В книге собраны кинорецензии к более, чем шестидесяти фильмам – Бергмана, Феллини, Кустурицы, Джармуша, Финчера, Иньярриту, Ромма, Кончаловского и других известных мастеров кино.
«Спасибо, господа. Я очень рад, что мы с вами увиделись, потому что судьба Вертинского, как никакая другая судьба, нам напоминает о невозможности и трагической ненужности отъезда. Может быть, это как раз самый горький урок, который он нам преподнес. Как мы знаем, Вертинский ненавидел советскую власть ровно до отъезда и после возвращения. Все остальное время он ее любил. Может быть, это оптимальный модус для поэта: жить здесь и все здесь ненавидеть. Это дает очень сильный лирический разрыв, лирическое напряжение…».

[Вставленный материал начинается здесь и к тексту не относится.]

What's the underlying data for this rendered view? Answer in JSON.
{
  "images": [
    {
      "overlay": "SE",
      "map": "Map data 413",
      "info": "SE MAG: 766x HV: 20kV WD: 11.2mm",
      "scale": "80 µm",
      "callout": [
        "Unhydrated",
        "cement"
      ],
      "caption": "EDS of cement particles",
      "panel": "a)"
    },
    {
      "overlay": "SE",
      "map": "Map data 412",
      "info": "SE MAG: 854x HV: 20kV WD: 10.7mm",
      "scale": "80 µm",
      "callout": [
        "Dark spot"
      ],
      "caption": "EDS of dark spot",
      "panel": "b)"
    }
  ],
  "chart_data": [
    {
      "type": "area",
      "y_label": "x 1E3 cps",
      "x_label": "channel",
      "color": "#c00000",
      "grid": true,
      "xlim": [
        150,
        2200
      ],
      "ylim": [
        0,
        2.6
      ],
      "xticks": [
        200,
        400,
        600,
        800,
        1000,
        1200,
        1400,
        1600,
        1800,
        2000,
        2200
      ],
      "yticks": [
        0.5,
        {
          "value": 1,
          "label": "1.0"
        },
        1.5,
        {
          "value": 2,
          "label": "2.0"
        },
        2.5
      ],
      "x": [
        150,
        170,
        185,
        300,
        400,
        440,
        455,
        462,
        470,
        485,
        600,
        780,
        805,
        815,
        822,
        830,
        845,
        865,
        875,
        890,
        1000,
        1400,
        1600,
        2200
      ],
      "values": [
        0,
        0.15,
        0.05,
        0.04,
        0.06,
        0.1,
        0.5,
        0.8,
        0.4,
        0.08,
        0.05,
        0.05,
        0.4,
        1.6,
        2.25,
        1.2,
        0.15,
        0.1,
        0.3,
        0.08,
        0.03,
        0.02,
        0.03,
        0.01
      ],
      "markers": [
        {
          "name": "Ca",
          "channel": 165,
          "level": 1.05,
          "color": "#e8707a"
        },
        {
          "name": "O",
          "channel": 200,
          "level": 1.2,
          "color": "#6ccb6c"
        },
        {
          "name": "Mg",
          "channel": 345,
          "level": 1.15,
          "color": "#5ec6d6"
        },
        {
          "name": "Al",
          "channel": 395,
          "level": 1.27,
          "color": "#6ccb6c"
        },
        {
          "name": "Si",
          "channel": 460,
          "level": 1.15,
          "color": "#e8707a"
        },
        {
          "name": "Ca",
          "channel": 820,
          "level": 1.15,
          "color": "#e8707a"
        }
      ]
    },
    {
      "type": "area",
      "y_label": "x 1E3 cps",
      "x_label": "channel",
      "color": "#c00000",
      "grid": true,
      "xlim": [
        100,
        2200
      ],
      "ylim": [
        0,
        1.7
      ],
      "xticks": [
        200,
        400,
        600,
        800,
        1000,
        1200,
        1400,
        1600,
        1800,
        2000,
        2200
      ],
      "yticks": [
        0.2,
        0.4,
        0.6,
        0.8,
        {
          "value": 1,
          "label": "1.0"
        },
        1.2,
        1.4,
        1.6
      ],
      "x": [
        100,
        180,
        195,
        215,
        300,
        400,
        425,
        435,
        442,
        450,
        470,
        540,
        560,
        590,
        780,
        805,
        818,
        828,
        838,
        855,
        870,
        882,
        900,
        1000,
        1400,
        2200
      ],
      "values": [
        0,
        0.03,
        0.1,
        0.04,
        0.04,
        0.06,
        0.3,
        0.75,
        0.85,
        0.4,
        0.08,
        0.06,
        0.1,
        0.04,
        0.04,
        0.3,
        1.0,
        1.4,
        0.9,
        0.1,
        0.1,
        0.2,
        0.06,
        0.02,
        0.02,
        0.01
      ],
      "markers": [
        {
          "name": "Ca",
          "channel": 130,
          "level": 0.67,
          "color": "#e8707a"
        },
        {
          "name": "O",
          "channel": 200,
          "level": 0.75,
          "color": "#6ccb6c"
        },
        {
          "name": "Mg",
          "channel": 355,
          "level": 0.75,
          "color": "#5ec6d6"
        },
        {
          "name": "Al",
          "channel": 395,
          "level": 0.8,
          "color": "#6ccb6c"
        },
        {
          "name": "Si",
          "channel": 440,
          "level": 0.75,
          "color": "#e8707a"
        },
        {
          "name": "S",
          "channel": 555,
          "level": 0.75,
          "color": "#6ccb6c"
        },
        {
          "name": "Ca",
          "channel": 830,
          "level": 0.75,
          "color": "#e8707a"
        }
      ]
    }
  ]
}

«Сегодняшняя наша ситуация довольно сложна: одна лекция о Пастернаке у нас уже была, и второй раз рассказывать про «Доктора…» – не то, чтобы мне было неинтересно, а, наверное, и вам не очень это нужно, поскольку многие лица в зале я узнаю. Следовательно, мы можем поговорить на выбор о нескольких вещах. Так случилось, что большая часть моей жизни прошла в непосредственном общении с текстами Пастернака и в писании книги о нем, и в рассказах о нем, и в преподавании его в школе, поэтому говорить-то я могу, в принципе, о любом его этапе, о любом его периоде – их было несколько и все они очень разные…».
В книге рассказывается история главного героя, который сталкивается с различными проблемами и препятствиями на протяжении всего своего путешествия. По пути он встречает множество второстепенных персонажей, которые играют важные роли в истории. Благодаря опыту главного героя книга исследует такие темы, как любовь, потеря, надежда и стойкость. По мере того, как главный герой преодолевает свои трудности, он усваивает ценные уроки жизни и растет как личность.